When the wax finish on your car is still good, rain droplets will ‘bead-up’ and not really wet the surface as they are repelled by the wax. The impermeability of the wax on the car’s body and the surface tension in the rain droplets keep the water from ‘wetting’ the surface. Surface tension can be described as the contractive tendency of the surface of a liquid.
The same can be said for pesticides, particularly those that are water based such as glyphosate and the hormone herbicides. Water has a higher water surface tension than the oily/waxy layers of the plant surface. Hence, it seems logical that any surfactant (surface acting agents) that reduces surface tension and so enables the spray droplet to spread will improve herbicide performance. Sadly it isn’t as simple as that.
Reducing surface tension to as low as possible can result in droplets running off the leaf as the droplets coalesce (due to very low surface tension). Some surfactants may reduce surface tension to the point where the spray droplet is spread over such a large area that it dries too quickly, reducing uptake of an active ingredient that may need to be in the semi-liquid state to be absorbed.
So, there is a great danger in the assumption that the better the spread of droplets the better the activity of the pesticide. An additional issue is that having too much surfactant in the sprayed liquid can lead to damage to the plant surface, inhibiting herbicide uptake.
As I said last week (Have we got it?), in experiments the really big benefits of adding the surfactant ethoxylated tallow amine are only recorded at doses that are so low as to give unsatisfactory control, even after its addition.
Research in France suggests that, even when sprayed in water that is typically marginally harder than anything we get from the tap, the benefits of adding this surfactant for the control of volunteer barley are not really apparent until the doses of the glyphosate 360 g/l formulations tested were reduced to 2.0 l/ha applied in a spray volume of 200 l/ha. The same concentration of surfactants from the formulation would be present in 1.0 l/ha product in a spray volume of 100 l/ha but crucially the actual dose/ha is still halved.
Other French research suggests that the addition of ethoxylated tallow amine surfactants to 1.0 l/ha of a 360 g/l product significantly increases spray retention when applied in a total volume of 150 l/ha.
The issue has moved on over recent years. There are some concerns over the use of ethoxylated tallow amines and many of the most recent formulations contain other surfactants. Alternative surfactants to ethoxylated tallow amine include the ethoxylated rapeseed oil surfactants.
However, some recent German, French and American research suggests that great care needs to be taken to get the right form of these surfactants. This research clearly demonstrates the danger of having a spray solution with too low a surface tension i.e. the droplets spreading too much.
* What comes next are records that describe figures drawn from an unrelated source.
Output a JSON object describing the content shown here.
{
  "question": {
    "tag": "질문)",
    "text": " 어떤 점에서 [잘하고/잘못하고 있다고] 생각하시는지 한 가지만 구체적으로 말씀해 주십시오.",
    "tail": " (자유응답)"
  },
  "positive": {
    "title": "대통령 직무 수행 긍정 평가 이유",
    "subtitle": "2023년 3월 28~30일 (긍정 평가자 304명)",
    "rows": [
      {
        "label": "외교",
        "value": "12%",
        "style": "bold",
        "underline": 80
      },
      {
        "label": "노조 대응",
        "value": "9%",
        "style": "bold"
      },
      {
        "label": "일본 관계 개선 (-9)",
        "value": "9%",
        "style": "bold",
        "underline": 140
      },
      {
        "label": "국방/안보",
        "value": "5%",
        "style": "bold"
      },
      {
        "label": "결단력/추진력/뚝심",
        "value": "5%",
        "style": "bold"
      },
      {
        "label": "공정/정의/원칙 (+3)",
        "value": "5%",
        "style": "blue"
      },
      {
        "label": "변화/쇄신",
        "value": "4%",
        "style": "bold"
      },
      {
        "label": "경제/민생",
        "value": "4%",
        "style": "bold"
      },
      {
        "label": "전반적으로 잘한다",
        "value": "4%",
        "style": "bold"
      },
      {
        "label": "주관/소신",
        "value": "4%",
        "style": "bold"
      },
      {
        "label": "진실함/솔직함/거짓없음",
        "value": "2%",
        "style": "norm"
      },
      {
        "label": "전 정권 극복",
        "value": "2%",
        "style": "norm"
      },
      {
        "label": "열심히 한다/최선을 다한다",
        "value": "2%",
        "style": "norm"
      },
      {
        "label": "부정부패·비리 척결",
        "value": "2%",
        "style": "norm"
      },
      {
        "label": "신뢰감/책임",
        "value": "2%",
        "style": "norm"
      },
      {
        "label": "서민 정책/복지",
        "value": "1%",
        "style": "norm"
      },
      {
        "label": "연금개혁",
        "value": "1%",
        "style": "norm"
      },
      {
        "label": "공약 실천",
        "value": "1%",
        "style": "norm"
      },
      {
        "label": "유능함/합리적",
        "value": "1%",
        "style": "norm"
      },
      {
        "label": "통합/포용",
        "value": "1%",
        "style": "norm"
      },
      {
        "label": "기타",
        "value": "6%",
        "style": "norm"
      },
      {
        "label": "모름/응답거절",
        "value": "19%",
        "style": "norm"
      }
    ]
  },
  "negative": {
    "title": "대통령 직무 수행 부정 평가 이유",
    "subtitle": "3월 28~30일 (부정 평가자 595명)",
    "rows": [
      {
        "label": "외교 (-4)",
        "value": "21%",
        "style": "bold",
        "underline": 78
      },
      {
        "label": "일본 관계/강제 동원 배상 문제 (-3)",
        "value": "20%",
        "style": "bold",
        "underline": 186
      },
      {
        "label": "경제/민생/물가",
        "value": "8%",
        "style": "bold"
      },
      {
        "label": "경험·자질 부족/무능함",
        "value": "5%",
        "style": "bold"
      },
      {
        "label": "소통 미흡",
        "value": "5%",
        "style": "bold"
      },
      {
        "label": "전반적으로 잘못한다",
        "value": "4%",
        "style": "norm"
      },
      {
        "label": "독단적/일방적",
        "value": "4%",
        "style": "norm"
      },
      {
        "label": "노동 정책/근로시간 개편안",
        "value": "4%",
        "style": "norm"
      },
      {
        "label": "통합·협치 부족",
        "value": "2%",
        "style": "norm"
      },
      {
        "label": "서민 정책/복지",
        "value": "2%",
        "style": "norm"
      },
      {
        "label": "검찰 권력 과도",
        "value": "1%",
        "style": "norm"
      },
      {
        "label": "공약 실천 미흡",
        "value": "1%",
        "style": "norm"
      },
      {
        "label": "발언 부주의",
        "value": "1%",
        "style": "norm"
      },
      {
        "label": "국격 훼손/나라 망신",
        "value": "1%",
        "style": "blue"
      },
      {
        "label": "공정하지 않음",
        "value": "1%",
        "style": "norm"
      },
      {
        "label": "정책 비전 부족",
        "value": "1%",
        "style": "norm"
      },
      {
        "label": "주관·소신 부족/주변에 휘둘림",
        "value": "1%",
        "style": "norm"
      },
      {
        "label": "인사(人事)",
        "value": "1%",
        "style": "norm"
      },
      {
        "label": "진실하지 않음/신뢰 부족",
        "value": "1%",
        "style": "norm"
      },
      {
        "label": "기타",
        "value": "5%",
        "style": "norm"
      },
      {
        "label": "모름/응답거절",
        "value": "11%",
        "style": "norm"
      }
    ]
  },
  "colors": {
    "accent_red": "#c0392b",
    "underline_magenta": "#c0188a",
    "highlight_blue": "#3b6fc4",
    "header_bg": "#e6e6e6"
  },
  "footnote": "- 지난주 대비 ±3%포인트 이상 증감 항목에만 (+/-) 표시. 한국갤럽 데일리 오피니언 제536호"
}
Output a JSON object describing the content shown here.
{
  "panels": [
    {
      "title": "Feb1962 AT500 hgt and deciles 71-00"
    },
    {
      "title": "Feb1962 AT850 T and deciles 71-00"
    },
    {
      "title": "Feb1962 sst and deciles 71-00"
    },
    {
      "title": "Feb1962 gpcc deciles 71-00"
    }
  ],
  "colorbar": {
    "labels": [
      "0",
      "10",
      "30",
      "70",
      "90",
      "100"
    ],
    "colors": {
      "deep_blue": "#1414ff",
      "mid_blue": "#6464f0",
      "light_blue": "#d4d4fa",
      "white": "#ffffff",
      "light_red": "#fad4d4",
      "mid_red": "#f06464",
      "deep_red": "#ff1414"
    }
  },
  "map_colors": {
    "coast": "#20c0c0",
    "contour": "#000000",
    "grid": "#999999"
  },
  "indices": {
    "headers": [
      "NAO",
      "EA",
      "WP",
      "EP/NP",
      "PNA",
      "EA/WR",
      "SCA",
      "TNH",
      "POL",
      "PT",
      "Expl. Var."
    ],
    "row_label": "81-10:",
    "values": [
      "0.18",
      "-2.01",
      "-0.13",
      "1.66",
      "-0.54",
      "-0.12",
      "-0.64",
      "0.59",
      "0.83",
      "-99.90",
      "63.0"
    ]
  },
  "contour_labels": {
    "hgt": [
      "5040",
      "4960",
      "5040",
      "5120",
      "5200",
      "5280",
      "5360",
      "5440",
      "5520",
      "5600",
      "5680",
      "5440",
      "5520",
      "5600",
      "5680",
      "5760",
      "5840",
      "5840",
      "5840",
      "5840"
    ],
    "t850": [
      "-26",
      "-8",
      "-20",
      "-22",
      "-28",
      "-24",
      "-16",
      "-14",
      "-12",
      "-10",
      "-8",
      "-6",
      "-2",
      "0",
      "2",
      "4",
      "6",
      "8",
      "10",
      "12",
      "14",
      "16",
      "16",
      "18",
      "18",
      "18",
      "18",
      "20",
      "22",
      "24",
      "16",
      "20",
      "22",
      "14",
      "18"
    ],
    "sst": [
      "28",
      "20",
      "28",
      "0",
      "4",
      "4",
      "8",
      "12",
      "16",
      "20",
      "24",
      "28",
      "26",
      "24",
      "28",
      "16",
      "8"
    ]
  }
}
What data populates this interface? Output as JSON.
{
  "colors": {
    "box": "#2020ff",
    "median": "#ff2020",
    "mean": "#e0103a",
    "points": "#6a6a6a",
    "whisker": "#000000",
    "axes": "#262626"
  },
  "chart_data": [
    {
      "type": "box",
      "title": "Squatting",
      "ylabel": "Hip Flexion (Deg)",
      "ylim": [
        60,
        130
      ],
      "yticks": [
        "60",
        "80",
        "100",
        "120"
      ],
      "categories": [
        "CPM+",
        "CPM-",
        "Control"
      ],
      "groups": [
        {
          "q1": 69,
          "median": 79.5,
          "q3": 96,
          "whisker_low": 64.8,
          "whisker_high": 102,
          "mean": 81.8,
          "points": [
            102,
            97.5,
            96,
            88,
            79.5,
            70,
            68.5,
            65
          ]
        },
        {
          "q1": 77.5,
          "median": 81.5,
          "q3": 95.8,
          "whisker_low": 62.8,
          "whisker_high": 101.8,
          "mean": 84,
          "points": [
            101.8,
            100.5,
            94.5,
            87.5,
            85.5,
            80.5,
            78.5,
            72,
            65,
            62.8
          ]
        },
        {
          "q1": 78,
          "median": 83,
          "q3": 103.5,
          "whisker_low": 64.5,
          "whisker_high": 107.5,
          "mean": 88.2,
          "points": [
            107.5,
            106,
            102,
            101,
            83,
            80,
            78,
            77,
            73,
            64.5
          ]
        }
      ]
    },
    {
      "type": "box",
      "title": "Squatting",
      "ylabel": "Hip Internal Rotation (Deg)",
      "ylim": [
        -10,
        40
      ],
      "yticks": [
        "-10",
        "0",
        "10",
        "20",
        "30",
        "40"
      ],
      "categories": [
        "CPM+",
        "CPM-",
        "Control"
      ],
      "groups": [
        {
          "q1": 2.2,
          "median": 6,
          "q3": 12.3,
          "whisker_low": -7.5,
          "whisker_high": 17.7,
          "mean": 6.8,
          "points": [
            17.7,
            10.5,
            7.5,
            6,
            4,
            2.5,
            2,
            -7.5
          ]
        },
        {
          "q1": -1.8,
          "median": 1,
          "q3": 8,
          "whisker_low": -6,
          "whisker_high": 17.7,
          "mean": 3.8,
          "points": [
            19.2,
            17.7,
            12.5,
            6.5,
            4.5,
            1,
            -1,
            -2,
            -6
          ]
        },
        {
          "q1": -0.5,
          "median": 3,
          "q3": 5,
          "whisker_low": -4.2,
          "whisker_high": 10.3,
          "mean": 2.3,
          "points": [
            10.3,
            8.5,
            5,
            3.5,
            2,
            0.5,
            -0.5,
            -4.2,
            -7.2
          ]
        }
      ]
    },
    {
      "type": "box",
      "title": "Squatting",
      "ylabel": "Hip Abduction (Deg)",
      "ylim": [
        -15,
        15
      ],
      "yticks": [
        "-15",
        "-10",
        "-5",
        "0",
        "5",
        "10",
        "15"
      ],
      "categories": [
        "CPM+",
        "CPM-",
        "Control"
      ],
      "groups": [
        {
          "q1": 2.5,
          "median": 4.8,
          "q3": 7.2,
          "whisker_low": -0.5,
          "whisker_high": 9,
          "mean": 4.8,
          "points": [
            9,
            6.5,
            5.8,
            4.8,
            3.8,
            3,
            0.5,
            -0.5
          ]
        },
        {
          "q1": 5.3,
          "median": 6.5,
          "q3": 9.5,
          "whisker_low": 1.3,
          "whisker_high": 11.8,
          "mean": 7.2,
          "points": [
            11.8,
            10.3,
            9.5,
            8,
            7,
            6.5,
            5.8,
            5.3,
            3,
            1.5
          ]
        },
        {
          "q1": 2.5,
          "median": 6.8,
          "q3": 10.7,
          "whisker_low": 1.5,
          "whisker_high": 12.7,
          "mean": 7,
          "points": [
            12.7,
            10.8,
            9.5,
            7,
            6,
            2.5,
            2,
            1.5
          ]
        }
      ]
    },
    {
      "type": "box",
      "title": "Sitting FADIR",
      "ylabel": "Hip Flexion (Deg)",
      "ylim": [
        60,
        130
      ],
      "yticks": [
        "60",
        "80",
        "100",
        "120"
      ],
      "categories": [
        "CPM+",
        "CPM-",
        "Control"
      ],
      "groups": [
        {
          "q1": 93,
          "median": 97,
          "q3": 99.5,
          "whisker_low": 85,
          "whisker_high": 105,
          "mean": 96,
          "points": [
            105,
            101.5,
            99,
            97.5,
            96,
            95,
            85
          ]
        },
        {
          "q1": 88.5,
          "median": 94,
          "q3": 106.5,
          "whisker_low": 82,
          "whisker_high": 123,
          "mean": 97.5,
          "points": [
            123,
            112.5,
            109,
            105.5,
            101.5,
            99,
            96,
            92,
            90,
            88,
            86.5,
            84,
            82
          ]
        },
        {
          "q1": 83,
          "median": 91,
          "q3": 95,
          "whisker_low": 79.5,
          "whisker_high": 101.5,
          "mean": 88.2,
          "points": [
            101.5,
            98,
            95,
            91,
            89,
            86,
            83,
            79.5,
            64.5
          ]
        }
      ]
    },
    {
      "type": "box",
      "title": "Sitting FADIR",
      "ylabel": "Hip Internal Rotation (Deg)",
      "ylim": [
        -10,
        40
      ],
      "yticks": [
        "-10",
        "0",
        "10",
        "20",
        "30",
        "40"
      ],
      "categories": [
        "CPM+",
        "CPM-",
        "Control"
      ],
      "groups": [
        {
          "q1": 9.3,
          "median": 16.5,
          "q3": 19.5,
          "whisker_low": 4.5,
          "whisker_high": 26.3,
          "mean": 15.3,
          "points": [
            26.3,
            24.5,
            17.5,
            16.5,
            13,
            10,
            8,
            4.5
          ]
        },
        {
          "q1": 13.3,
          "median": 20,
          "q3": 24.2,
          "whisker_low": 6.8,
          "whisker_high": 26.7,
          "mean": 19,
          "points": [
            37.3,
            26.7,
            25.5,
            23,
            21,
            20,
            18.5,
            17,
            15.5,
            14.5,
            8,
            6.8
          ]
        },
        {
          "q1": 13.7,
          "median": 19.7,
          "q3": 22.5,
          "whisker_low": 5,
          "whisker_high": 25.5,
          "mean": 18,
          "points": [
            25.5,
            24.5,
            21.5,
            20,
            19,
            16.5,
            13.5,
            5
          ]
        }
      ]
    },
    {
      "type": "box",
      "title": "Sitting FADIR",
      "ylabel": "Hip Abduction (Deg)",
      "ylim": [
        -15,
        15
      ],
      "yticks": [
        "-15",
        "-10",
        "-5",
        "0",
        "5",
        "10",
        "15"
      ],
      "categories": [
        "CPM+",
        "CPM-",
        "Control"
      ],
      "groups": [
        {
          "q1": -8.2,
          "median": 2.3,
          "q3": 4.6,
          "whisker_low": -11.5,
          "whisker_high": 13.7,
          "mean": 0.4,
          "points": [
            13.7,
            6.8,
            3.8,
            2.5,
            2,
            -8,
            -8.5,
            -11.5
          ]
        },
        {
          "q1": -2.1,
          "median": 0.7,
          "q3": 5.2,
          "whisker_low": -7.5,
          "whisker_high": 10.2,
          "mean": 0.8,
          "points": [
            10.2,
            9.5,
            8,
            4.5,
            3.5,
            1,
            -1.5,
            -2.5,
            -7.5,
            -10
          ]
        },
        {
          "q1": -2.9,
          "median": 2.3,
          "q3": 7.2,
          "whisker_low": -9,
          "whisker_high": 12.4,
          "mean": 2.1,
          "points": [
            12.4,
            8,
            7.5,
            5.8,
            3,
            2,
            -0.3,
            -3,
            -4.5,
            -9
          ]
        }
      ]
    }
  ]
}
A German laboratory study identified the most biologically effective spray solution produced from mixing the unformulated glyphosate salt (the active substance) with individual ethoxylated rapeseed oil surfactants chosen from a range that differed in their impact on the surface tension of the spray droplet i.e. their level of ethoxylation. The most biologically effective surfactant was one that only marginally increased the spread of the droplet (when compared to the unformulated glyphosate salt) on easy to wet plants (e.g. chickweed and pansy) but did not increase the droplet spread on difficult to wet plants (e.g. fat-hen).
The improved weed control resulted from minimising the glyphosate ‘footprint’ on the plant surface. This created very small but highly concentrated areas covered by glyphosate. The better biological activity may be attributed to a higher concentration gradient between the drying deposit on the outside of the plant and the xylem and phloem inside the plant.
In this German study, the droplets were applied individually and all were retained by the target plant. However, there have been field trials in France and the US which confirm that rapeseed oils with the same level of ethoxylation as those identified in the German study can be effective formulants or spray additives to some existing glyphosate formulations. The key is that the level of ethoxylation of these rapeseed oils has to be high. The most effective ethoxylated tallow amine additives are also those with a high level of ethoxylation.
So, the assumption that the most effective pesticide formulations are those that result in the maximum spread or coverage of the plant surface is truly blown by this research on glyphosate. I’m sure that the same must apply to some other pesticides, but of course not all pesticides. It’s the same old message; no one adjuvant is a good partner to all pesticides and certainly, in some cases, at least it’s not worth making water much wetter.